Amid the COVID-19 outbreak, talk of an ATP-WTA merger has emerged – a tweet from 20-time slam champion Roger Federer backing a unified tennis tour sparking the discussions.

Asked about the possibility of the ATP and WTA joining forces, two-time tournament winner Kasatkina said: "I think it would be good to work together because it's much easier to do something with one structure than two structures like the situation we have now. It's easier to promote tennis as a big tour, not like men's or women's tennis.

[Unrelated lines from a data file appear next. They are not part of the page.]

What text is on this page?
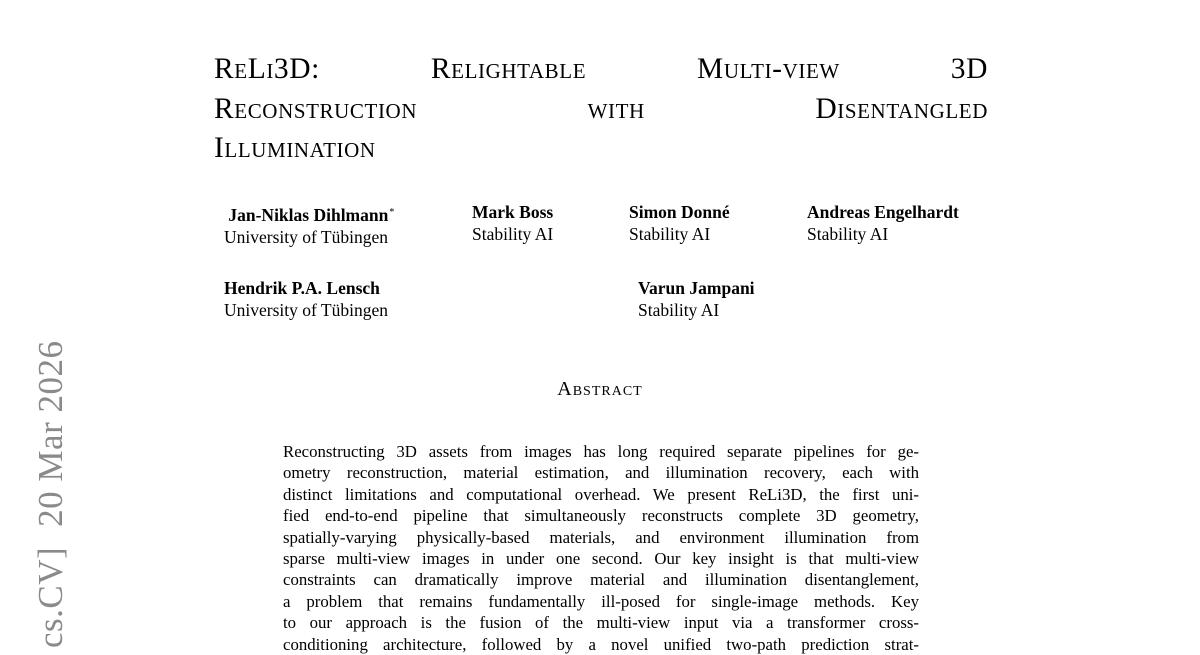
cs.CV]20 Mar 2026
ReLi3D:	Relightable	Multi-view	3D
Reconstruction	with	Disentangled
Illumination
Jan-Niklas Dihlmann*
University of Tübingen
Mark Boss
Stability AI
Simon Donné
Stability AI
Andreas Engelhardt
Stability AI
Hendrik P.A. Lensch
University of Tübingen
Varun Jampani
Stability AI
Abstract
Reconstructing 3D assets from images has long required separate pipelines for ge-
ometry reconstruction, material estimation, and illumination recovery, each with
distinct limitations and computational overhead. We present ReLi3D, the first uni-
fied end-to-end pipeline that simultaneously reconstructs complete 3D geometry,
spatially-varying physically-based materials, and environment illumination from
sparse multi-view images in under one second. Our key insight is that multi-view
constraints can dramatically improve material and illumination disentanglement,
a problem that remains fundamentally ill-posed for single-image methods. Key
to our approach is the fusion of the multi-view input via a transformer cross-
conditioning architecture, followed by a novel unified two-path prediction strat-
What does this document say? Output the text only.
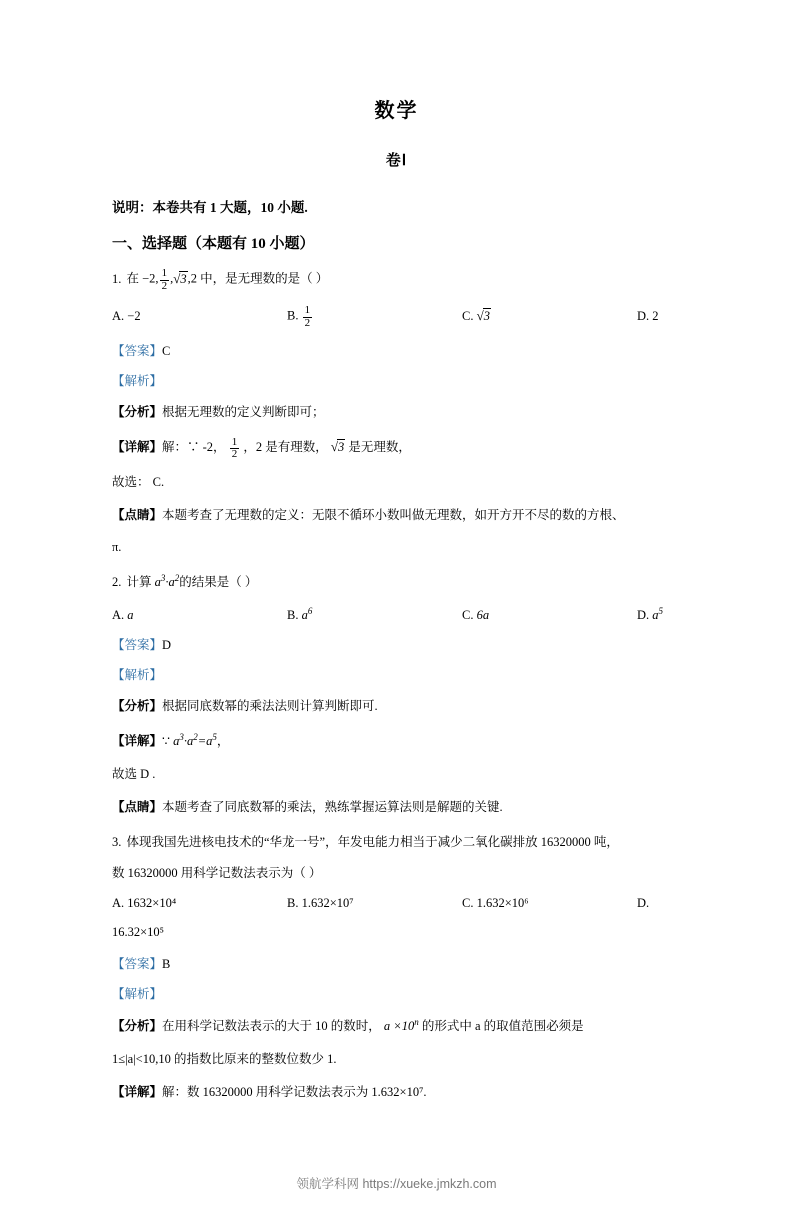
数学
卷Ⅰ
说明：本卷共有 1 大题，10 小题.
一、选择题（本题有 10 小题）
1. 在 −2, $\frac{1}{2} ,√3,2$ 中，是无理数的是（ ）
A. −2	B. $\frac{1}{2}$	C. √3	D. 2
【答案】C
【解析】
【分析】根据无理数的定义判断即可；
【详解】解：∵ -2， $\frac{1}{2}$ ，2 是有理数， √3 是无理数，
故选： C.
【点睛】本题考查了无理数的定义：无限不循环小数叫做无理数，如开方开不尽的数的方根、
π.
2. 计算 $a^3\cdot a^2$的结果是（ ）
A. a	B. $a^6$	C. 6a	D. $a^5$
【答案】D
【解析】
【分析】根据同底数幂的乘法法则计算判断即可.
【详解】∵ $a^3\cdot a^2=a^5$，
故选 D .
【点睛】本题考查了同底数幂的乘法，熟练掌握运算法则是解题的关键.
3. 体现我国先进核电技术的“华龙一号”，年发电能力相当于减少二氧化碳排放 16320000 吨，
数 16320000 用科学记数法表示为（ ）
A. 1632×10⁴	B. 1.632×10⁷	C. 1.632×10⁶	D.
16.32×10⁵
【答案】B
【解析】
【分析】在用科学记数法表示的大于 10 的数时， $a \times 10^n$ 的形式中 a 的取值范围必须是
1≤|a|<10,10 的指数比原来的整数位数少 1.
【详解】解：数 16320000 用科学记数法表示为 1.632×10⁷.
领航学科网 https://xueke.jmkzh.com
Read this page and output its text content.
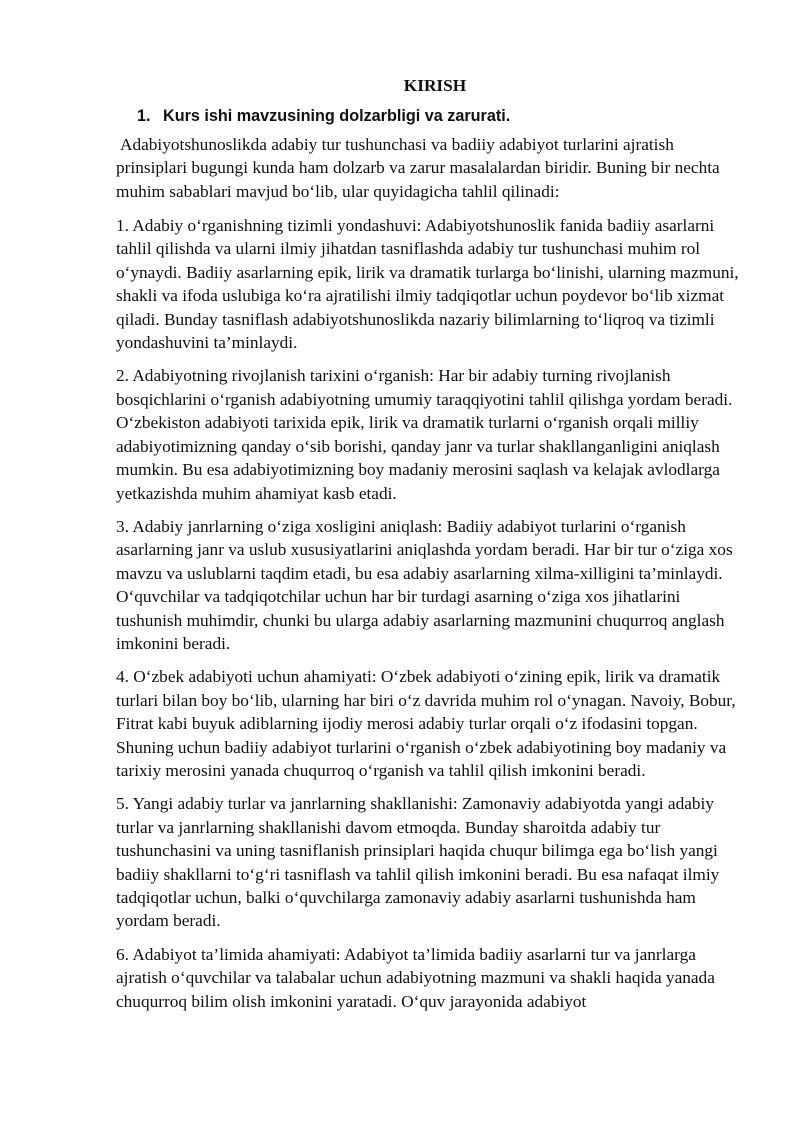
KIRISH
1. Kurs ishi mavzusining dolzarbligi va zarurati.

Adabiyotshunoslikda adabiy tur tushunchasi va badiiy adabiyot turlarini ajratish prinsiplari bugungi kunda ham dolzarb va zarur masalalardan biridir. Buning bir nechta muhim sabablari mavjud bo‘lib, ular quyidagicha tahlil qilinadi:

1. Adabiy o‘rganishning tizimli yondashuvi: Adabiyotshunoslik fanida badiiy asarlarni tahlil qilishda va ularni ilmiy jihatdan tasniflashda adabiy tur tushunchasi muhim rol o‘ynaydi. Badiiy asarlarning epik, lirik va dramatik turlarga bo‘linishi, ularning mazmuni, shakli va ifoda uslubiga ko‘ra ajratilishi ilmiy tadqiqotlar uchun poydevor bo‘lib xizmat qiladi. Bunday tasniflash adabiyotshunoslikda nazariy bilimlarning to‘liqroq va tizimli yondashuvini ta’minlaydi.

2. Adabiyotning rivojlanish tarixini o‘rganish: Har bir adabiy turning rivojlanish bosqichlarini o‘rganish adabiyotning umumiy taraqqiyotini tahlil qilishga yordam beradi. O‘zbekiston adabiyoti tarixida epik, lirik va dramatik turlarni o‘rganish orqali milliy adabiyotimizning qanday o‘sib borishi, qanday janr va turlar shakllanganligini aniqlash mumkin. Bu esa adabiyotimizning boy madaniy merosini saqlash va kelajak avlodlarga yetkazishda muhim ahamiyat kasb etadi.

3. Adabiy janrlarning o‘ziga xosligini aniqlash: Badiiy adabiyot turlarini o‘rganish asarlarning janr va uslub xususiyatlarini aniqlashda yordam beradi. Har bir tur o‘ziga xos mavzu va uslublarni taqdim etadi, bu esa adabiy asarlarning xilma-xilligini ta’minlaydi. O‘quvchilar va tadqiqotchilar uchun har bir turdagi asarning o‘ziga xos jihatlarini tushunish muhimdir, chunki bu ularga adabiy asarlarning mazmunini chuqurroq anglash imkonini beradi.

4. O‘zbek adabiyoti uchun ahamiyati: O‘zbek adabiyoti o‘zining epik, lirik va dramatik turlari bilan boy bo‘lib, ularning har biri o‘z davrida muhim rol o‘ynagan. Navoiy, Bobur, Fitrat kabi buyuk adiblarning ijodiy merosi adabiy turlar orqali o‘z ifodasini topgan. Shuning uchun badiiy adabiyot turlarini o‘rganish o‘zbek adabiyotining boy madaniy va tarixiy merosini yanada chuqurroq o‘rganish va tahlil qilish imkonini beradi.

5. Yangi adabiy turlar va janrlarning shakllanishi: Zamonaviy adabiyotda yangi adabiy turlar va janrlarning shakllanishi davom etmoqda. Bunday sharoitda adabiy tur tushunchasini va uning tasniflanish prinsiplari haqida chuqur bilimga ega bo‘lish yangi badiiy shakllarni to‘g‘ri tasniflash va tahlil qilish imkonini beradi. Bu esa nafaqat ilmiy tadqiqotlar uchun, balki o‘quvchilarga zamonaviy adabiy asarlarni tushunishda ham yordam beradi.

6. Adabiyot ta’limida ahamiyati: Adabiyot ta’limida badiiy asarlarni tur va janrlarga ajratish o‘quvchilar va talabalar uchun adabiyotning mazmuni va shakli haqida yanada chuqurroq bilim olish imkonini yaratadi. O‘quv jarayonida adabiyot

"I was a little bit surprised because I never thought they were talking about this, I didn't hear anything. So, it was a little bit surprising especially from Roger Federer on Twitter. But I think it's a good idea. Why not be together? It's better."

The coronavirus-enforced break has provided Kasatkina with plenty of time to reflect and recharge, having struggled in 2019 after her breakout season in 2018.

Kasatkina burst onto the scene two years ago by reaching the French Open and Wimbledon quarter-finals before eventually losing to finalists Sloane Stephens and Angelique Kerber, while she also faced Naomi Osaka in the 2018 Indian Wells decider.

However, Kasatkina endured a frustrating 2019 campaign – only progressing beyond the opening round of a slam once last year, at the French Open, and dropping to 66th in the world rankings. There were, though, signs that the 23-year-old was returning to her best prior to the COVID-19 crisis.

Kasatkina reached the last four of the Lyon Open in March, her first WTA semi-final since claiming the Kremlin Cup in October 2018.

"I had a lot of expectations for myself and not only me but the people around after my very successful year in 2018, which I wasn't ready for, especially mentally," Kasatkina, who has become somewhat of a social media queen during the tennis hiatus, said.

"After this, my game fell apart little bit because you have no confidence in your head, there's no confidence in your shots. Rankings drop down as well because I was losing matches.

"I spoke with my coach and many things happened. I was pretty lost at that time but I think that helped me a lot to rebuild my confidence, rebuild my game maybe to change something.

"I think I started the year, not in Australia [first round], but after it better in Lyon. I really felt like I was building up my game again and I'm hungry to play the tournaments and win. Because I finally taste this semi-final, this special tournament. When I came to Indian Wells, I was feeling perfect in the practices. I really felt that if there wasn't the situation with coronavirus, maybe that was the point I could really start again.

"What happened, happened. Now I have the time for myself to maybe think a bit more, to work on the things which I'll probably need when the season starts again. Everything is going the way it should be."

Since losing 6-3 6-2 to Osaka in the 2018 Paribas Open final, Kasatkina has watched the Japanese star go on to win the US Open and Australian Open. Is it a motivation for the right-hander?

"Well after that final and during the tournament, of course I felt I was close to a very high level of tennis," Kasatkina continued. "I showed some good results and finished top 10, which was very positive at the time but maybe a little bit early. After the final, I felt like okay it seems like I have something inside that can bring me higher. But mentally, I wasn't ready."

Kasatkina, who believes she was close to rediscovering her 2018 form before the pandemic, believes the enforced break has been beneficial.

"For sure because for the past season, it was really tough," she added when asked about her time away from the sport. "Maybe it was good I had this time to come down a little bit and live a normal life. Not to rush to every tournaments, tournament by tournament, week by week."